A concert version of West Side Story is actually something relatively new. In 2013, conductor Michael Tilson Thomas and the San Francisco Symphony received permission from the rights holders to perform the complete musical score for the first time in a concert setting. Previously only a few excerpts from the score were allowed to be played in a single concert. The only restrictions for this concert were that the focus would be on Bernstein's music. So, no sets or choreography were allowed and only a minimal amount of the dialogue from Laurents' book was included. Even though these limitations meant that the majority of the narrative wasn't heard, hearing the brilliance of Bernstein's music played by such a superb orchestra allowed audience to hear just how marvelous the varied orchestrations are.
The cast for the concert consisted of a few Broadway singers along with several local Valley favorites and a group of talented singers from Arizona State University's Lyric Opera Theatre. Matt Doyle brought a sense of urgency and a pure, bright voice to Tony, while Morgan Hernandez projected yearning with a lilting, operatic voice that soared in the part of Maria. As Anita, the girlfriend of Maria's brother Bernardo, Gabrielle McClinton exhibited a fiery earthiness which also included a spirited and sexy vocal delivery.
Toby Yatso and Edward Maldonado did well in achieving the anger and energy as the two leaders of the rival gangs, Riff and Bernardo, and Skylar Bean had a great comic delivery along with Julian Mendoza, Drake Sherman and Vaughn Sherman in "Gee, Officer Krupke!" Other highlights included a light and lively "I Feel Pretty" that Hernandez sang with Brielle Amrein, Anissa Griego and Vaibu Mohan. John Batchan and Elyssa Blonder rounded out the ensemble.
Bernstein's score is beautiful, while also incredibly complex in the level of nuance and intricacy in the musical details. The one song in the score that best shows the number of layers and texture is the "Tonight (Quintet)" that features all of the major roles and the entire ensemble. The complexity and detail in the counterpoint of that song is not just thrilling but also incredibly stunning.
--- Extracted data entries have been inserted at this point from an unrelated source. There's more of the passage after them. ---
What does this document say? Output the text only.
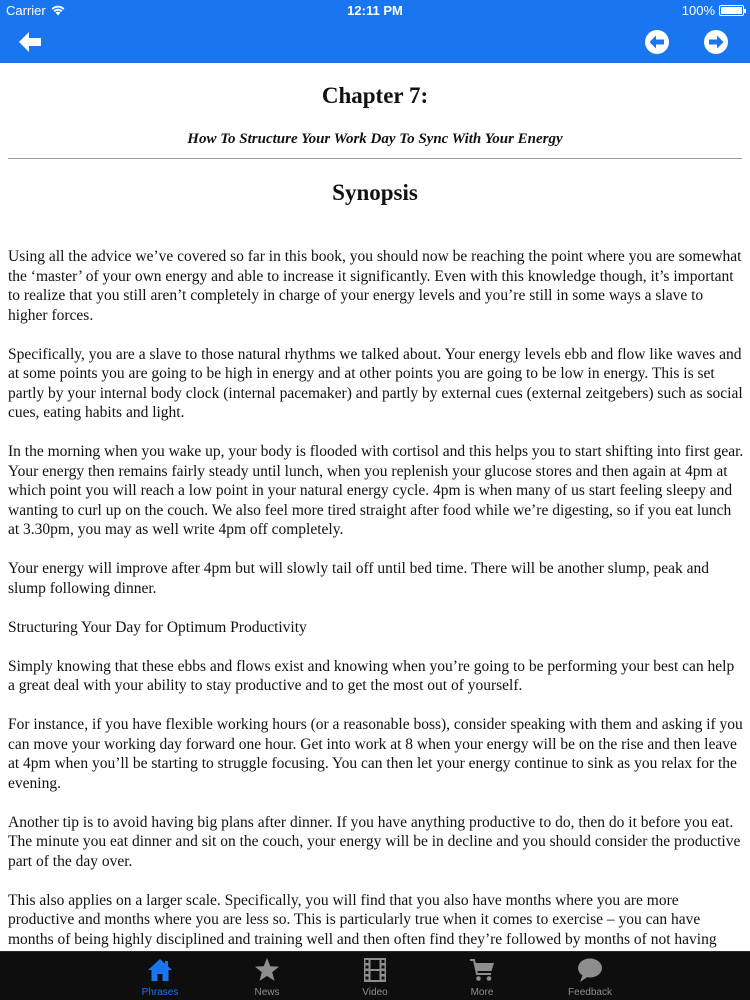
Carrier	12:11 PM	100%
Chapter 7:
How To Structure Your Work Day To Sync With Your Energy
Synopsis

Using all the advice we’ve covered so far in this book, you should now be reaching the point where you are somewhat the ‘master’ of your own energy and able to increase it significantly. Even with this knowledge though, it’s important to realize that you still aren’t completely in charge of your energy levels and you’re still in some ways a slave to higher forces.

Specifically, you are a slave to those natural rhythms we talked about. Your energy levels ebb and flow like waves and at some points you are going to be high in energy and at other points you are going to be low in energy. This is set partly by your internal body clock (internal pacemaker) and partly by external cues (external zeitgebers) such as social cues, eating habits and light.

In the morning when you wake up, your body is flooded with cortisol and this helps you to start shifting into first gear. Your energy then remains fairly steady until lunch, when you replenish your glucose stores and then again at 4pm at which point you will reach a low point in your natural energy cycle. 4pm is when many of us start feeling sleepy and wanting to curl up on the couch. We also feel more tired straight after food while we’re digesting, so if you eat lunch at 3.30pm, you may as well write 4pm off completely.

Your energy will improve after 4pm but will slowly tail off until bed time. There will be another slump, peak and slump following dinner.

Structuring Your Day for Optimum Productivity

Simply knowing that these ebbs and flows exist and knowing when you’re going to be performing your best can help a great deal with your ability to stay productive and to get the most out of yourself.

For instance, if you have flexible working hours (or a reasonable boss), consider speaking with them and asking if you can move your working day forward one hour. Get into work at 8 when your energy will be on the rise and then leave at 4pm when you’ll be starting to struggle focusing. You can then let your energy continue to sink as you relax for the evening.

Another tip is to avoid having big plans after dinner. If you have anything productive to do, then do it before you eat. The minute you eat dinner and sit on the couch, your energy will be in decline and you should consider the productive part of the day over.

This also applies on a larger scale. Specifically, you will find that you also have months where you are more productive and months where you are less so. This is particularly true when it comes to exercise – you can have months of being highly disciplined and training well and then often find they’re followed by months of not having

Phrases	News	Video	More	Feedback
The variations and contrasts in Bernstein's score for this show are also more noticeable in a concert setting. From the crisp, staccato beats of "Cool" to the ebb and flow of melody in the romantic ballads like "Somewhere" and "One Hand, One Heart," and the heat and intensity of the "Mambo," the level of musical sophistication is high. Bernstein's ability to have every section of the orchestra prominent and highlighted at various moments is also more apparent when you hear this music in a concert setting where the orchestra isn't hidden in a pit.
While I've reviewed a couple dozen concerts from the Phoenix Symphony, I believe this is only the second time I've seen Muñoz conduct and I was impressed with his remarkable control throughout the entire concert which was clearly evident in both the brightness and the forceful power of the playing by the Phoenix Symphony. Muñoz also continually turned toward the vocalists whenever they were singing while still holding a firm grip of the orchestra to ensure that both the orchestra and singers were always in sync. It also appeared at many times as if he was conducting the score from memory.
I believe that West Side Story is Bernstein's most accomplished, moving and significant musical theatre score. With a story and a message that is still relevant today, incredibly dynamic and polished playing by the Phoenix Symphony, a group of talented vocalists, and the expert control of both the orchestra and the singers by conductor Tito Muñoz, this West Side Story in Concert was an incredibly rewarding experience.
West Side Story in Concert with the Phoenix Symphony played four performances, from March 2 to March 4, 2018, at Symphony Hall in Phoenix. Information for upcoming performances with the Phoenix Symphony can be found at www.phoenixsymphony.org.